Scrooges on Capitol Hill: Republicans hold middle-class tax cuts hostage


James Dresch of MND Partners Inc. works on the floor of the New York Stock Exchange in New York. Stocks declined for a third day on Wall Street on Nov. 28, 2012, as investors waited for signs of progress on the "fiscal cliff." (AP)
Poor Bob Cratchit. No tax cut for him at Christmas and for millions of middle-class Americans who are struggling in this sluggish economy unless Congress acts.

President Obama accused Republicans of holding middle class tax cuts “hostage” in the so-called “fiscal cliff” negotiations.

The Republicans are refusing to secure tax cuts for the struggling middle class, apparently in order to have a bargaining chip to protect tax cuts for the wealthiest. Their recent “counter-offer” actually “raises taxes on the middle class…to preserve tax breaks for the rich.”

That’s behavior worthy of Ebenezer Scrooge in Charles Dickens beloved 1843 classic, “A Christmas Carol,” Scrooge is a wealthy businessman who pays his clerk, Bob Cratchit, barely enough to afford food or heat for his family. Tiny Tim, Cratchit’s youngest child, needs health care they can’t afford.

Sound familiar?

Middle-class Americans are barely keeping body and soul together these days. Their real income has remained nearly stagnant or grown slightly over the last thirty years, while the income of the top 1 percent has skyrocketed.
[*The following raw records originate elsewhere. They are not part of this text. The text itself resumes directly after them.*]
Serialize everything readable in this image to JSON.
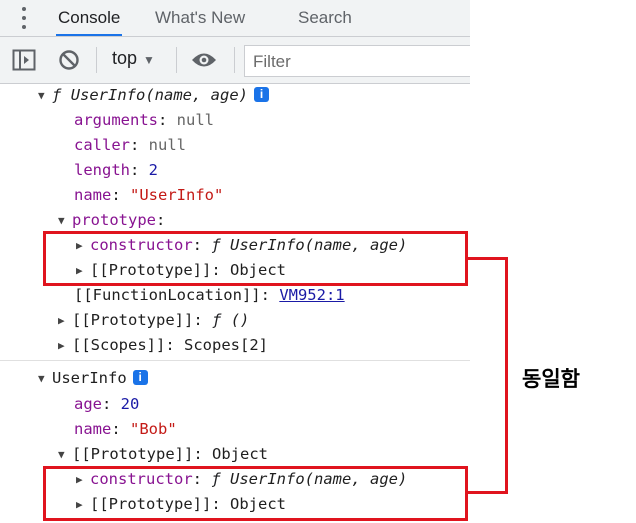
{
  "tabs": [
    {
      "label": "Console",
      "active": true
    },
    {
      "label": "What's New",
      "active": false
    },
    {
      "label": "Search",
      "active": false
    }
  ],
  "toolbar": {
    "context": "top",
    "filter_placeholder": "Filter"
  },
  "fn": {
    "f": "ƒ",
    "signature": "UserInfo(name, age)",
    "arguments_key": "arguments",
    "arguments_val": "null",
    "caller_key": "caller",
    "caller_val": "null",
    "length_key": "length",
    "length_val": "2",
    "name_key": "name",
    "name_val": "\"UserInfo\"",
    "prototype_key": "prototype",
    "proto_constructor_key": "constructor",
    "proto_constructor_sig": "UserInfo(name, age)",
    "proto_proto_key": "[[Prototype]]",
    "proto_proto_val": "Object",
    "fl_key": "[[FunctionLocation]]",
    "fl_val": "VM952:1",
    "pp_key": "[[Prototype]]",
    "pp_val": "()",
    "scopes_key": "[[Scopes]]",
    "scopes_val": "Scopes[2]"
  },
  "obj": {
    "title": "UserInfo",
    "age_key": "age",
    "age_val": "20",
    "name_key": "name",
    "name_val": "\"Bob\"",
    "proto_key": "[[Prototype]]",
    "proto_val": "Object",
    "constructor_key": "constructor",
    "constructor_sig": "UserInfo(name, age)",
    "proto_proto_key": "[[Prototype]]",
    "proto_proto_val": "Object"
  },
  "info_glyph": "i",
  "annotation": "동일함",
  "colors": {
    "highlight": "#e0141e",
    "accent": "#1a73e8",
    "key_purple": "#881391",
    "string_red": "#c41a16",
    "number_blue": "#1a1aa6"
  }
}
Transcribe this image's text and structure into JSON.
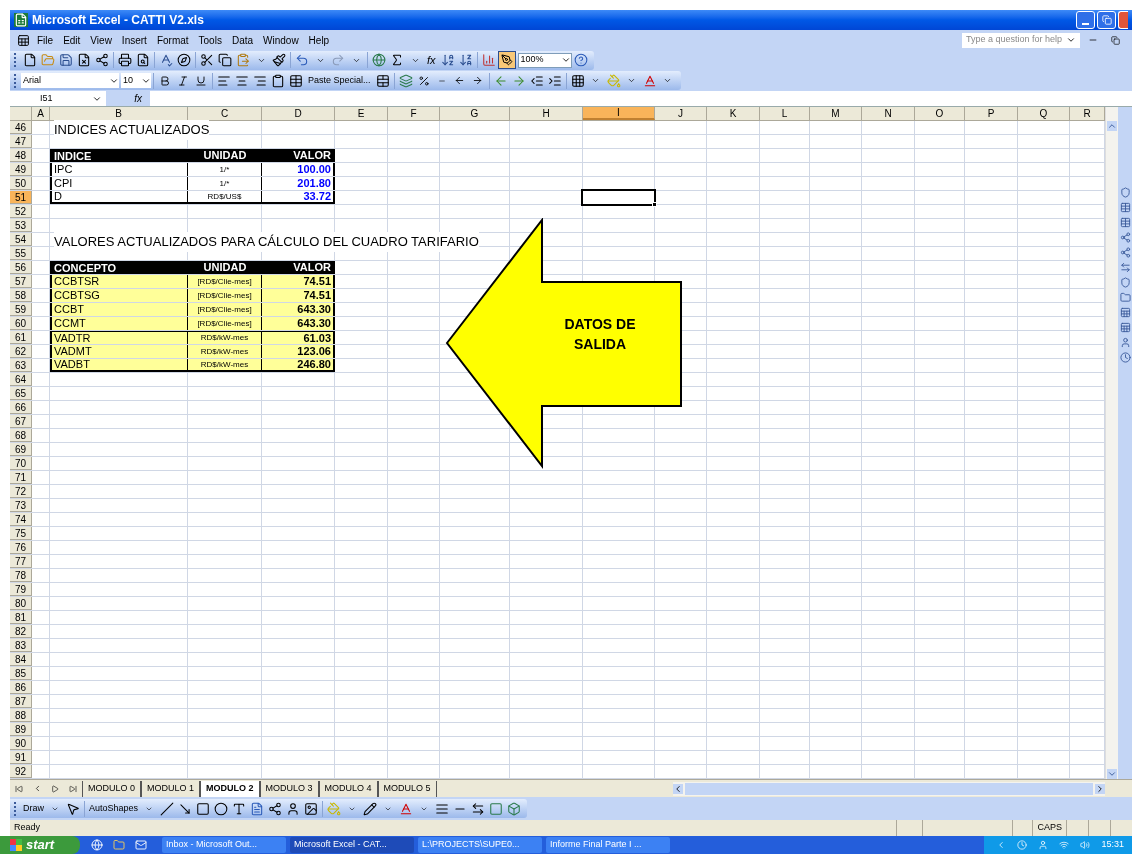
{
  "window": {
    "title": "Microsoft Excel - CATTI V2.xls"
  },
  "menu": [
    "File",
    "Edit",
    "View",
    "Insert",
    "Format",
    "Tools",
    "Data",
    "Window",
    "Help"
  ],
  "help_box": {
    "placeholder": "Type a question for help"
  },
  "standard_toolbar": {
    "function_label": "fx",
    "zoom": "100%"
  },
  "formatting_toolbar": {
    "font": "Arial",
    "size": "10",
    "paste_special": "Paste Special..."
  },
  "formula_bar": {
    "name_box": "I51",
    "function_label": "fx"
  },
  "columns": [
    {
      "label": "A",
      "selected": false
    },
    {
      "label": "B",
      "selected": false
    },
    {
      "label": "C",
      "selected": false
    },
    {
      "label": "D",
      "selected": false
    },
    {
      "label": "E",
      "selected": false
    },
    {
      "label": "F",
      "selected": false
    },
    {
      "label": "G",
      "selected": false
    },
    {
      "label": "H",
      "selected": false
    },
    {
      "label": "I",
      "selected": true
    },
    {
      "label": "J",
      "selected": false
    },
    {
      "label": "K",
      "selected": false
    },
    {
      "label": "L",
      "selected": false
    },
    {
      "label": "M",
      "selected": false
    },
    {
      "label": "N",
      "selected": false
    },
    {
      "label": "O",
      "selected": false
    },
    {
      "label": "P",
      "selected": false
    },
    {
      "label": "Q",
      "selected": false
    },
    {
      "label": "R",
      "selected": false
    }
  ],
  "rows": [
    {
      "label": "46",
      "selected": false,
      "kind": "title",
      "text": "INDICES ACTUALIZADOS"
    },
    {
      "label": "47",
      "selected": false,
      "kind": "empty"
    },
    {
      "label": "48",
      "selected": false,
      "kind": "header",
      "cells": [
        "INDICE",
        "UNIDAD",
        "VALOR"
      ]
    },
    {
      "label": "49",
      "selected": false,
      "kind": "data",
      "cells": [
        "IPC",
        "1/*",
        "100.00"
      ],
      "color": "#0000ff",
      "highlighted": false
    },
    {
      "label": "50",
      "selected": false,
      "kind": "data",
      "cells": [
        "CPI",
        "1/*",
        "201.80"
      ],
      "color": "#0000ff",
      "highlighted": false
    },
    {
      "label": "51",
      "selected": true,
      "kind": "data",
      "cells": [
        "D",
        "RD$/US$",
        "33.72"
      ],
      "color": "#0000ff",
      "highlighted": false
    },
    {
      "label": "52",
      "selected": false,
      "kind": "empty"
    },
    {
      "label": "53",
      "selected": false,
      "kind": "empty"
    },
    {
      "label": "54",
      "selected": false,
      "kind": "title",
      "text": "VALORES ACTUALIZADOS PARA CÁLCULO DEL CUADRO TARIFARIO"
    },
    {
      "label": "55",
      "selected": false,
      "kind": "empty"
    },
    {
      "label": "56",
      "selected": false,
      "kind": "header",
      "cells": [
        "CONCEPTO",
        "UNIDAD",
        "VALOR"
      ]
    },
    {
      "label": "57",
      "selected": false,
      "kind": "data",
      "cells": [
        "CCBTSR",
        "[RD$/Clie-mes]",
        "74.51"
      ],
      "color": "#000000",
      "highlighted": true
    },
    {
      "label": "58",
      "selected": false,
      "kind": "data",
      "cells": [
        "CCBTSG",
        "[RD$/Clie-mes]",
        "74.51"
      ],
      "color": "#000000",
      "highlighted": true
    },
    {
      "label": "59",
      "selected": false,
      "kind": "data",
      "cells": [
        "CCBT",
        "[RD$/Clie-mes]",
        "643.30"
      ],
      "color": "#000000",
      "highlighted": true
    },
    {
      "label": "60",
      "selected": false,
      "kind": "data",
      "cells": [
        "CCMT",
        "[RD$/Clie-mes]",
        "643.30"
      ],
      "color": "#000000",
      "highlighted": true
    },
    {
      "label": "61",
      "selected": false,
      "kind": "data",
      "cells": [
        "VADTR",
        "RD$/kW-mes",
        "61.03"
      ],
      "color": "#000000",
      "highlighted": true,
      "separator_above": true
    },
    {
      "label": "62",
      "selected": false,
      "kind": "data",
      "cells": [
        "VADMT",
        "RD$/kW-mes",
        "123.06"
      ],
      "color": "#000000",
      "highlighted": true
    },
    {
      "label": "63",
      "selected": false,
      "kind": "data",
      "cells": [
        "VADBT",
        "RD$/kW-mes",
        "246.80"
      ],
      "color": "#000000",
      "highlighted": true
    },
    {
      "label": "64",
      "selected": false,
      "kind": "empty"
    },
    {
      "label": "65",
      "selected": false,
      "kind": "empty"
    },
    {
      "label": "66",
      "selected": false,
      "kind": "empty"
    },
    {
      "label": "67",
      "selected": false,
      "kind": "empty"
    },
    {
      "label": "68",
      "selected": false,
      "kind": "empty"
    },
    {
      "label": "69",
      "selected": false,
      "kind": "empty"
    },
    {
      "label": "70",
      "selected": false,
      "kind": "empty"
    },
    {
      "label": "71",
      "selected": false,
      "kind": "empty"
    },
    {
      "label": "72",
      "selected": false,
      "kind": "empty"
    },
    {
      "label": "73",
      "selected": false,
      "kind": "empty"
    },
    {
      "label": "74",
      "selected": false,
      "kind": "empty"
    },
    {
      "label": "75",
      "selected": false,
      "kind": "empty"
    },
    {
      "label": "76",
      "selected": false,
      "kind": "empty"
    },
    {
      "label": "77",
      "selected": false,
      "kind": "empty"
    },
    {
      "label": "78",
      "selected": false,
      "kind": "empty"
    },
    {
      "label": "79",
      "selected": false,
      "kind": "empty"
    },
    {
      "label": "80",
      "selected": false,
      "kind": "empty"
    },
    {
      "label": "81",
      "selected": false,
      "kind": "empty"
    },
    {
      "label": "82",
      "selected": false,
      "kind": "empty"
    },
    {
      "label": "83",
      "selected": false,
      "kind": "empty"
    },
    {
      "label": "84",
      "selected": false,
      "kind": "empty"
    },
    {
      "label": "85",
      "selected": false,
      "kind": "empty"
    },
    {
      "label": "86",
      "selected": false,
      "kind": "empty"
    },
    {
      "label": "87",
      "selected": false,
      "kind": "empty"
    },
    {
      "label": "88",
      "selected": false,
      "kind": "empty"
    },
    {
      "label": "89",
      "selected": false,
      "kind": "empty"
    },
    {
      "label": "90",
      "selected": false,
      "kind": "empty"
    },
    {
      "label": "91",
      "selected": false,
      "kind": "empty"
    },
    {
      "label": "92",
      "selected": false,
      "kind": "empty"
    }
  ],
  "callout": {
    "kind": "left-arrow",
    "lines": [
      "DATOS DE",
      "SALIDA"
    ]
  },
  "sheet_tabs": [
    {
      "label": "MODULO 0",
      "selected": false
    },
    {
      "label": "MODULO 1",
      "selected": false
    },
    {
      "label": "MODULO 2",
      "selected": true
    },
    {
      "label": "MODULO 3",
      "selected": false
    },
    {
      "label": "MODULO 4",
      "selected": false
    },
    {
      "label": "MODULO 5",
      "selected": false
    }
  ],
  "drawing_toolbar": {
    "draw": "Draw",
    "autoshapes": "AutoShapes"
  },
  "status_bar": {
    "status": "Ready",
    "indicators": [
      "CAPS"
    ]
  },
  "taskbar": {
    "start": "start",
    "tasks": [
      {
        "label": "Inbox - Microsoft Out...",
        "selected": false
      },
      {
        "label": "Microsoft Excel - CAT...",
        "selected": true
      },
      {
        "label": "L:\\PROJECTS\\SUPE0...",
        "selected": false
      },
      {
        "label": "Informe Final Parte I ...",
        "selected": false
      }
    ],
    "clock": "15:31"
  }
}
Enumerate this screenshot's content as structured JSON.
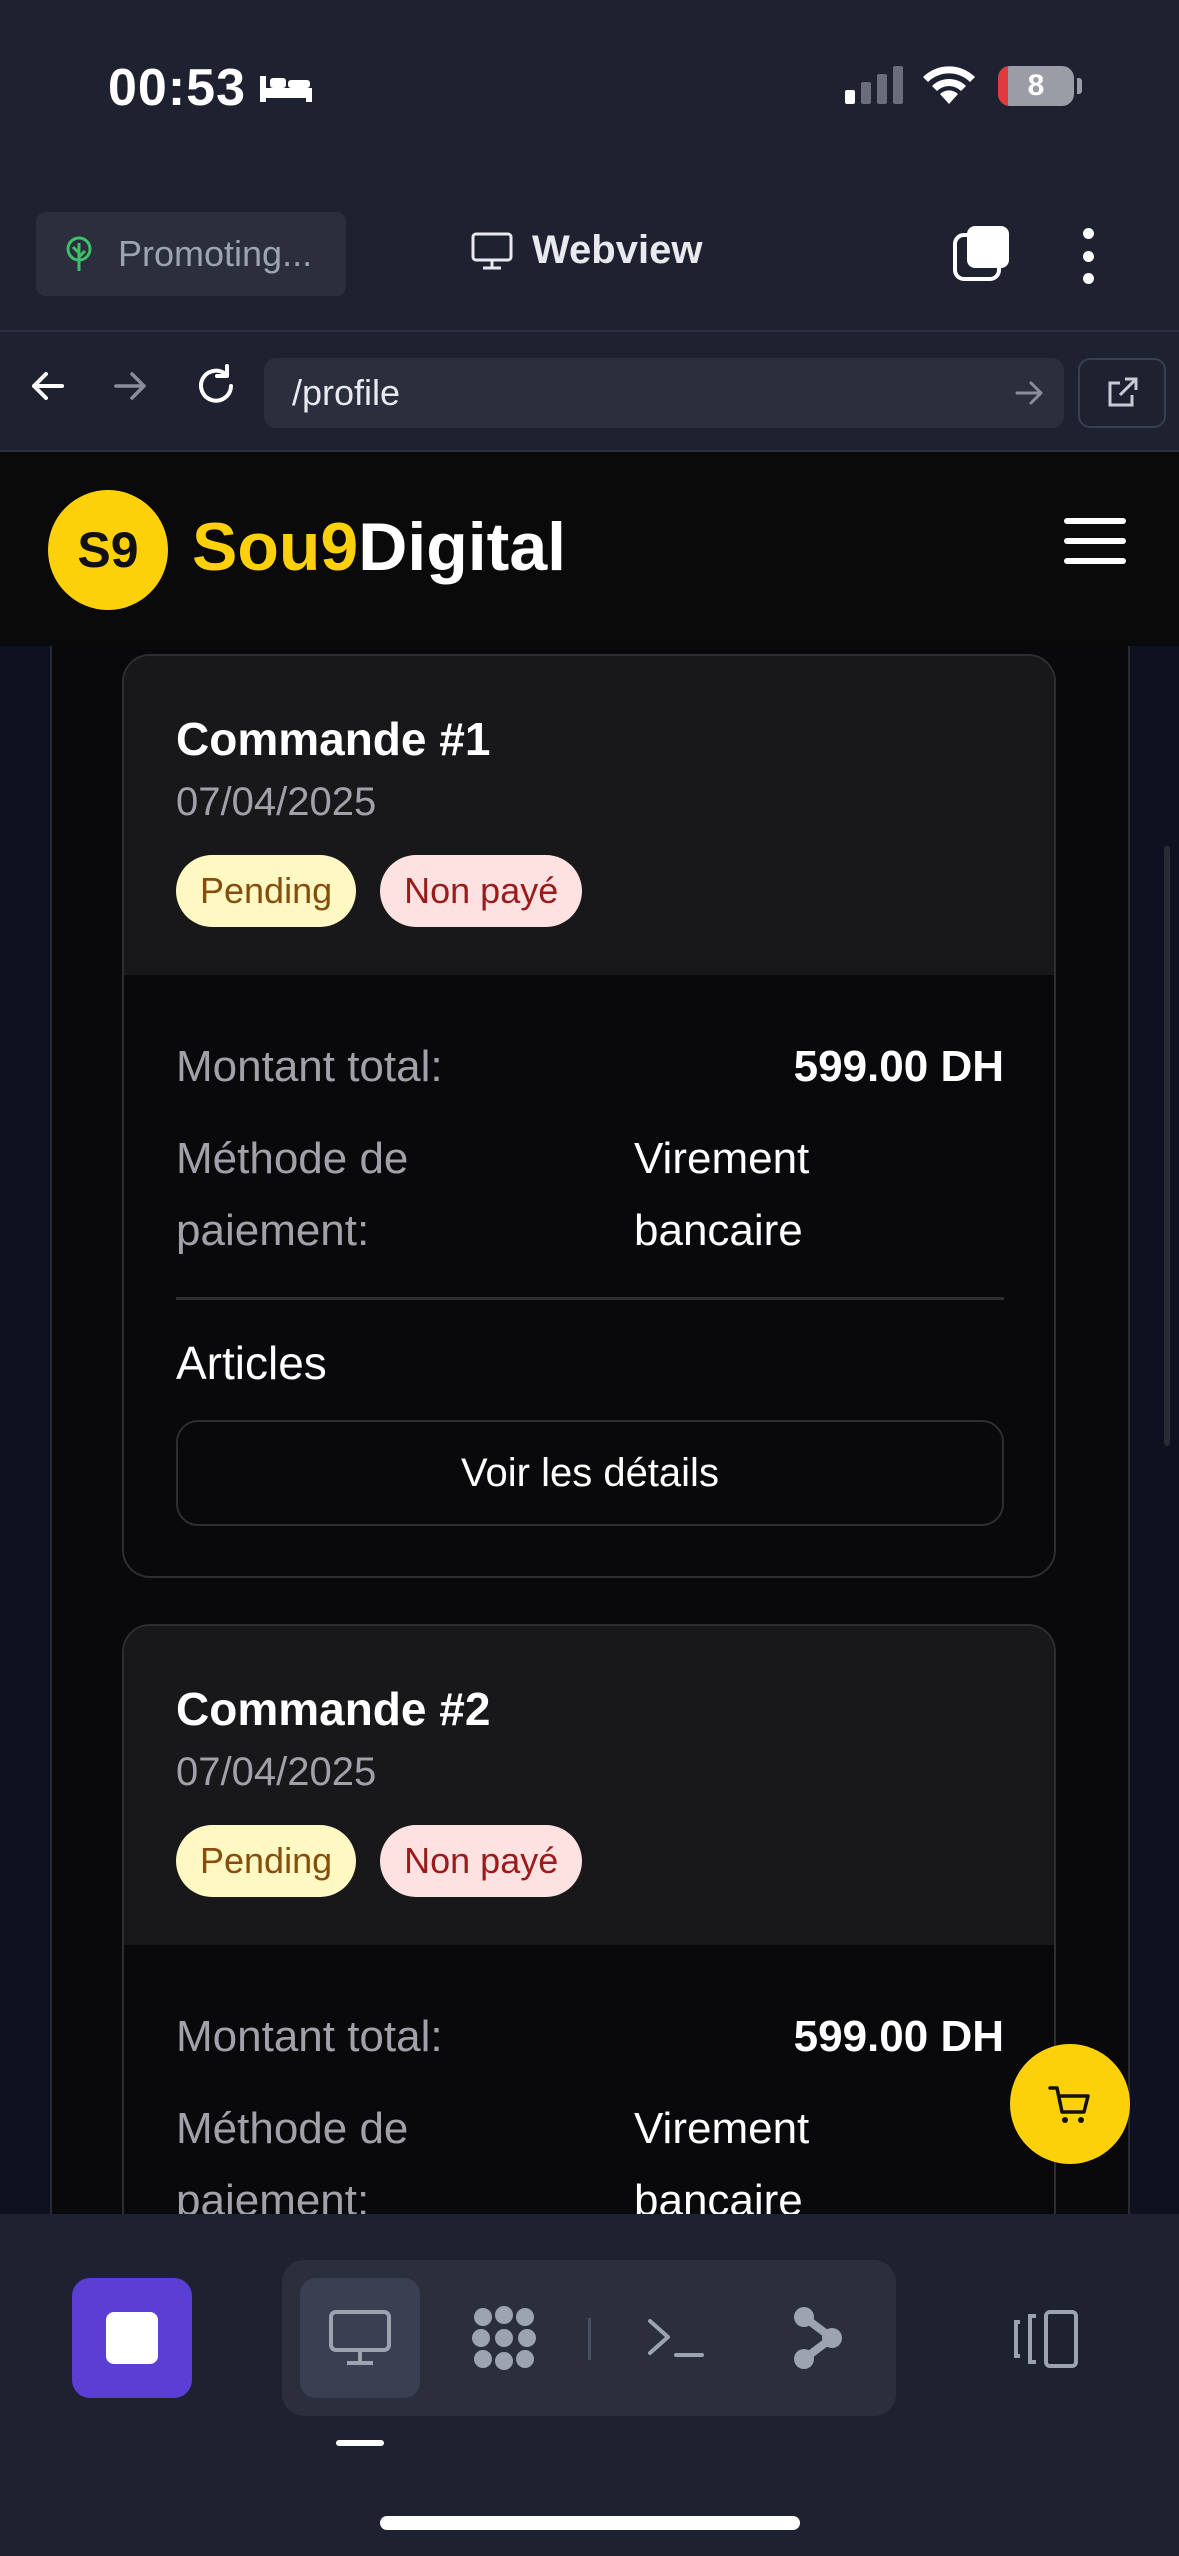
{
  "status_bar": {
    "time": "00:53",
    "battery": "8"
  },
  "toolbar": {
    "promo_label": "Promoting...",
    "webview_label": "Webview"
  },
  "url_bar": {
    "url": "/profile"
  },
  "site": {
    "logo_initials": "S9",
    "brand_part1": "Sou9",
    "brand_part2": "Digital"
  },
  "orders": [
    {
      "title": "Commande #1",
      "date": "07/04/2025",
      "status_badge": "Pending",
      "payment_badge": "Non payé",
      "total_label": "Montant total:",
      "total_value": "599.00 DH",
      "method_label": "Méthode de paiement:",
      "method_value": "Virement bancaire",
      "articles_label": "Articles",
      "details_button": "Voir les détails"
    },
    {
      "title": "Commande #2",
      "date": "07/04/2025",
      "status_badge": "Pending",
      "payment_badge": "Non payé",
      "total_label": "Montant total:",
      "total_value": "599.00 DH",
      "method_label": "Méthode de paiement:",
      "method_value": "Virement bancaire"
    }
  ],
  "colors": {
    "brand_yellow": "#fdd10a",
    "stop_purple": "#5b3fd4",
    "pending_bg": "#fef9c3",
    "unpaid_bg": "#fee2e2"
  },
  "icons": [
    "bed-icon",
    "cellular-signal-icon",
    "wifi-icon",
    "battery-icon",
    "tree-icon",
    "monitor-icon",
    "tabs-icon",
    "more-vertical-icon",
    "back-icon",
    "forward-icon",
    "reload-icon",
    "arrow-right-icon",
    "external-link-icon",
    "menu-icon",
    "cart-icon",
    "stop-icon",
    "apps-grid-icon",
    "terminal-icon",
    "git-branch-icon",
    "split-view-icon"
  ]
}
This is the “real” fiscal cliff, writes Steve Fraser: “[F]or the first time since the Great Depression, the social mobility of Americans is moving in reverse.”

The 21st century in this country is rapidly becoming a mirror of the 19th century when Dickens wrote “A Christmas Carol,” which tells the story of a greedy businessman, Ebenezer Scrooge, who is visited by the shade of his dead business partner, and then three ghosts who force him to face all the harm he has done through his exploitation of the poor, and his desire only for riches.

Dickens’s life taught him about what can happen to families in a society without a social safety net, and one that exploits labor. When his father was arrested, 12-year-old Charles had to go to work in a factory. His own experience of child labor and his first-hand witness of the terrible injustices suffered by the working class and the poor framed this complex story.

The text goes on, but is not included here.